Interactive Brokers Australia has paid a penalty of $832,500 to comply with an infringement notice from the Market Disciplinary Panel.
In a media release from ASIC on Wednesday morning, the regulator said the outcome follows the MDP finding that Interactive Brokers was “negligent” in its failure to identify suspicious trading conducted by one of its clients.
The MDP also found that Interactive Brokers was “reckless” in continuing to allow further suspicious trading to occur after ASIC raised concerns about the trades, and that it did not maintain the necessary organisational and technical resources to comply with the law.
ASIC’s concerns arose from certain closing single price auction (CSPA) orders placed by a client of Interactive Brokers on the ASX between 10 March and 5 November 2021.
The client actively traded in Orthocell shares and was known to Interactive Brokers as an experienced trader who had been employed in the industry.
The MDP considered that Interactive Brokers ought reasonably to have suspected the orders were suspicious for numerous reasons, including:
- That they were entered or amended late in the CSPA;
- Were for a very small volume and value;
- They returned or held the price for OCC to or at the high of the day; and
- They were inconsistent with the client’s previous trading during the relevant day.
The MDP found that Interactive Brokers allowed its client to place certain orders when it should have reasonably suspected the client was placing those orders with the intention of increasing the closing price of the share.
ASIC contacted Interactive Brokers on 14 October 2021 to advise the firm that its client’s trading had triggered ASIC alerts. However, while it attempted to contact them, Interactive Brokers allowed the client to continue trading and place further suspicious orders.

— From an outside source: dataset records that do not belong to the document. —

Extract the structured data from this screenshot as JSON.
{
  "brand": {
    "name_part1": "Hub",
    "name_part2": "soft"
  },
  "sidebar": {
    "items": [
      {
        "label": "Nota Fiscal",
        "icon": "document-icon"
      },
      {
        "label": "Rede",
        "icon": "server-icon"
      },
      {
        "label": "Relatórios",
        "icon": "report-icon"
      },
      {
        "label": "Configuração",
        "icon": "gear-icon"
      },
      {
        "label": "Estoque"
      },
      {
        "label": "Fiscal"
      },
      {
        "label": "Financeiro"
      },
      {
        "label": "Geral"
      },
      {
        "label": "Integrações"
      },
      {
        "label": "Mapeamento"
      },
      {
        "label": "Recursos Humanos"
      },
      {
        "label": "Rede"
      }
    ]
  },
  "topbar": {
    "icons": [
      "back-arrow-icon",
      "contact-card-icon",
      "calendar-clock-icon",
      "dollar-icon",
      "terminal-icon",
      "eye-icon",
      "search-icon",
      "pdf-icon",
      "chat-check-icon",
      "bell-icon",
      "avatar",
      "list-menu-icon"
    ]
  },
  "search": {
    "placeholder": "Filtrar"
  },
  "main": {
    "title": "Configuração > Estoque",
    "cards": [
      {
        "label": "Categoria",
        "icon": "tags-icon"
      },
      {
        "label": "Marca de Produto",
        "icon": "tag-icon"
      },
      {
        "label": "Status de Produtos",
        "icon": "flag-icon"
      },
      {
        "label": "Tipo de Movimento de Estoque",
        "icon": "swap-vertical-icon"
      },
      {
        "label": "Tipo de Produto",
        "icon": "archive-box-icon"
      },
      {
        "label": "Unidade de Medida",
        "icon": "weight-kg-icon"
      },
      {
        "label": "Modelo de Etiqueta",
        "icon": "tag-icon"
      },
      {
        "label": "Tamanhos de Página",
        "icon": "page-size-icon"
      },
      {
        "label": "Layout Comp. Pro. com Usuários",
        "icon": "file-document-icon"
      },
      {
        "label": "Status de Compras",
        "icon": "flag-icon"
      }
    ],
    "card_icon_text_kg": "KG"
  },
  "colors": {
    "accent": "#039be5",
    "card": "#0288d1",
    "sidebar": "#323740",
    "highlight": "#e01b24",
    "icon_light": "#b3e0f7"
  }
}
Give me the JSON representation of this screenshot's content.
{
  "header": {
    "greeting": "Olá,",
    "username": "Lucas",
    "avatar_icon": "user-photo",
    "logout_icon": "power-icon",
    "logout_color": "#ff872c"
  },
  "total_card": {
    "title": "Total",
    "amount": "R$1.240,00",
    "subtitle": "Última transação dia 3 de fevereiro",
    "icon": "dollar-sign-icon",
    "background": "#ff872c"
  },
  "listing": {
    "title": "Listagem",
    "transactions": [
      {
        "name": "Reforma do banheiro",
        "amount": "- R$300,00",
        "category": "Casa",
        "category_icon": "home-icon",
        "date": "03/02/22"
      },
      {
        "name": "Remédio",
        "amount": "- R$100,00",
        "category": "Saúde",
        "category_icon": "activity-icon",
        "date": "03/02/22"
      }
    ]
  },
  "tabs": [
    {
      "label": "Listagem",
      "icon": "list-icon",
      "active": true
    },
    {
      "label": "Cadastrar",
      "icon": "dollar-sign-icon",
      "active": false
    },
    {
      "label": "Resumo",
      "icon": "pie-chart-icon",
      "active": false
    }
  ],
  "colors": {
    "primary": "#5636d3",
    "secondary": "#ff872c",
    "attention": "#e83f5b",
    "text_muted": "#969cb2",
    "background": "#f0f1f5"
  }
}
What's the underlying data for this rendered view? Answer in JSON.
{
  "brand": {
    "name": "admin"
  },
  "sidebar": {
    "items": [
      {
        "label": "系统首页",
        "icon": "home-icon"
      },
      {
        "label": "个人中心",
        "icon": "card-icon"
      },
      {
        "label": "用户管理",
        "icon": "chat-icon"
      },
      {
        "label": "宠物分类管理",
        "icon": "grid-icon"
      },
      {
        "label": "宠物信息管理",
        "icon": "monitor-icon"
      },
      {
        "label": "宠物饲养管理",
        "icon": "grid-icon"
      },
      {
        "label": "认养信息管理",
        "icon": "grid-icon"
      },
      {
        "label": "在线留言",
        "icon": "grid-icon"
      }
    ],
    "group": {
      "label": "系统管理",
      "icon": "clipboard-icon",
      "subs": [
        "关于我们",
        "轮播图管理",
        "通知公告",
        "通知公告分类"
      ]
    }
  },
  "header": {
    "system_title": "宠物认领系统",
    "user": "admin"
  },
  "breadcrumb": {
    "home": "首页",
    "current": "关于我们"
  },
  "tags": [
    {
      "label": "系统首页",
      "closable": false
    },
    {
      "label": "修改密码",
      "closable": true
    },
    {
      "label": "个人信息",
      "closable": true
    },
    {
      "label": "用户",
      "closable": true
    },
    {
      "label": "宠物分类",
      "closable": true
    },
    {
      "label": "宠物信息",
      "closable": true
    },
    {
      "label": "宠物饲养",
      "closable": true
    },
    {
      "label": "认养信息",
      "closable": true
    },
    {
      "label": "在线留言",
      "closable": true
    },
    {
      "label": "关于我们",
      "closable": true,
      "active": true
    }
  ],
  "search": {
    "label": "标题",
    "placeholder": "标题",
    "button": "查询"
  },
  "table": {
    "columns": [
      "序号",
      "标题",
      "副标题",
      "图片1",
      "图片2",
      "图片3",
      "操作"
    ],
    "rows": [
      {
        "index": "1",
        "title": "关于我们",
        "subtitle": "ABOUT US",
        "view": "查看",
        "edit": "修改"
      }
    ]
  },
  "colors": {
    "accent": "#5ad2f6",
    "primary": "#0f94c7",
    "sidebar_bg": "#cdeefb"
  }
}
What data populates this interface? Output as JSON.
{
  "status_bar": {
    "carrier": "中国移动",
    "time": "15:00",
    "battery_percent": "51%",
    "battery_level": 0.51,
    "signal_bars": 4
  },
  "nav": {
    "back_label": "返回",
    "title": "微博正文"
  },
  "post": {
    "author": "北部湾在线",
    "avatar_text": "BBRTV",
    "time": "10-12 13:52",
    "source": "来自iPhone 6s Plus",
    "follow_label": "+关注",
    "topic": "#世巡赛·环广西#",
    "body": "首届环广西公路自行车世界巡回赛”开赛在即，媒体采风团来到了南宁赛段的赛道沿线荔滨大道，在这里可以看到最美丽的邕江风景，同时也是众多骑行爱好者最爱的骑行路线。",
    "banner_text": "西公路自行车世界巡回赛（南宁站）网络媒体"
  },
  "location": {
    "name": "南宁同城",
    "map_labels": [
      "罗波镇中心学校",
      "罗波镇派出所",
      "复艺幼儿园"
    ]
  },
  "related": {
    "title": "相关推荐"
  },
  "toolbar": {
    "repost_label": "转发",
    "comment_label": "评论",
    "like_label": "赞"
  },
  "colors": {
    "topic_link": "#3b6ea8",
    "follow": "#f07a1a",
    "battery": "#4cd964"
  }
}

Further, the client’s trading in the stock triggered 44 “marking the close” alerts on Interactive Brokers’ own surveillance systems between 10 February and 13 October 2021.
The MDP considered that Interactive Broker’s response and follow up to the suspicious activity was inadequate, citing a number of reasons, including:
- Alerts taking too long to be closed;
- The absence of meaningful notes in Interactive Brokers’ reviews of the alerts;
- A lack of action to address the trading conduct of the client; and
- Interactive Brokers not lodging a suspicious activity report to ASIC until 5 November 2021.
The MDP considered these circumstances demonstrated Interactive Brokers did not have sufficient staff with the necessary skills, knowledge or experience to properly assess the alerts or those staff were not adequately supervised to ensure they were doing their job.
The panel noted that analysis of high-risk alerts must begin on the relevant trade date and review of all alerts should be concluded within a fortnight.
It also characterised this failure by Interactive Brokers as negligent as it should have realised that it did not maintain the necessary “organisational and technical resources” to ensure that trading messages submitted by it did not interfere with the efficiency and integrity of the market.
Compliance with the infringement notice is not an admission of guilt or liability, and by doing so Interactive Brokers is not taken to have contravened the Corporations Act.